Katanya, dongeng ini dikarang khusus buat saya.

Begini ceritanya...

Di sebuah desa di atas bukit nan jauh di sana, hiduplah seorang petani bersama istri dan ibu nya yang sudah tua. Desa yang mereka tempati bernama Desa Pelangi.
Hampir semua penduduknya hidup dengan cara bertani, berkebun dan berternak. Pun dengan petani sederhana ini yang bernama Sungai.

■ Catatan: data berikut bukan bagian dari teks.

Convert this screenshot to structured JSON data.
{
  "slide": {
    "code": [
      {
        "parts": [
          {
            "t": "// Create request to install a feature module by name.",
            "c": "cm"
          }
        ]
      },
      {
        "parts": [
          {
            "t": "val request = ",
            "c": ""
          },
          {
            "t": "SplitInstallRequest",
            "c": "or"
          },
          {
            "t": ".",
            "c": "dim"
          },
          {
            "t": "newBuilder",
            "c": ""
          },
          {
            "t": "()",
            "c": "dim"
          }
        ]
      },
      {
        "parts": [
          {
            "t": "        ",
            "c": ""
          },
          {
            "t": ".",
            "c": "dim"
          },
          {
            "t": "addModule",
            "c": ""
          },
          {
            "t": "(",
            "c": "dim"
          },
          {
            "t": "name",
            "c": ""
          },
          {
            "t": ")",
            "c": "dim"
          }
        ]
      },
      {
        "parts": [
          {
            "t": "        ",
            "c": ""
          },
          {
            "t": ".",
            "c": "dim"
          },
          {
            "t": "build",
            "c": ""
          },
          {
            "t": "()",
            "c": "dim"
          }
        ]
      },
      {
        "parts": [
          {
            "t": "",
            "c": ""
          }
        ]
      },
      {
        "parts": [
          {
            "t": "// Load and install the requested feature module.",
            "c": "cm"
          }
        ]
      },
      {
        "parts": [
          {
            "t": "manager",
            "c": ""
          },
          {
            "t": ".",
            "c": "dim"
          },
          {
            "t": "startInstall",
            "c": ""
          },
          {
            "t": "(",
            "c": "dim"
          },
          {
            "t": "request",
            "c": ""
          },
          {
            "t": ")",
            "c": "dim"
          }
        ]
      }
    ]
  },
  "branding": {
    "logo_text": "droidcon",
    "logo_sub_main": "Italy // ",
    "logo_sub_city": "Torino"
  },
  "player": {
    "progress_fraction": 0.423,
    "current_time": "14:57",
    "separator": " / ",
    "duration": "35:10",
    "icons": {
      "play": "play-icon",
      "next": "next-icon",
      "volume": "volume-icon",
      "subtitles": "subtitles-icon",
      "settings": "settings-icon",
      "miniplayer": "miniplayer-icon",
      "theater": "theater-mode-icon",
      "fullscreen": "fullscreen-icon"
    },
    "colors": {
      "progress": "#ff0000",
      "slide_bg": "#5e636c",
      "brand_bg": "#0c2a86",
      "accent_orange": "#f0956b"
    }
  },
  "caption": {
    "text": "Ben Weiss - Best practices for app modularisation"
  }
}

Suatu ketika, Desa Pelangi dilanda wabah penyakit yang membuat para orang tua demam, serta anak-anak menggigil dan demam. Tak seorangpun tabib yang tau penyebab dan obat apa yang dapat menyembuhkan penyakit ini. Seluruh desa panik karena wabah itu menyerang hampir seluruh anak-anak dan orang tua di sana. Tidak luput ibu petani yang bernama Sungai tadi.

Suatu pagi Sungai berpamitan dengan istrinya sedang hamil tua untuk berladang.
“Aku harus berladang untuk mengambil beberapa jagung dan kentang sebagai makan malam kita nanti. Kau jaga ibu, ya...” ujar Sungai.

“Baik suamiku, semoga rezki yang berkah menyertaimu. Semoga jagung dan kentang yang tumbuh di ladang kita adalah terasa manis dan lezat. Aku akan jaga ibu, berladanglah dengan tenang” ucap sang istri sambil mencium punggung tangan suaminya.

“Kaupun jaga kesehatan. Jangan terlalu lelah, sebelum matahari terbenam aku sudah di rumah.”
Pergilah Sungai ke ladang dengan kereta yang ditarik oleh satu kuda miliknya.

***

Siangpun menjelang. Pintu rumah terdengar diketuk keras. Ternyata Ibu Arta tetangga sebelah.
“Ada apa Bu Arta? Apakah semua baik-baik saja?” rentet istri Sungai panik kepada tetangganya yang mengetuk pintunya denga panik juga.

“Kau sudah dengar berita saudagar kaya yang akan membagikan emas di kaki bukit?!” tanya Bu Arta denggan mata hampir keluar.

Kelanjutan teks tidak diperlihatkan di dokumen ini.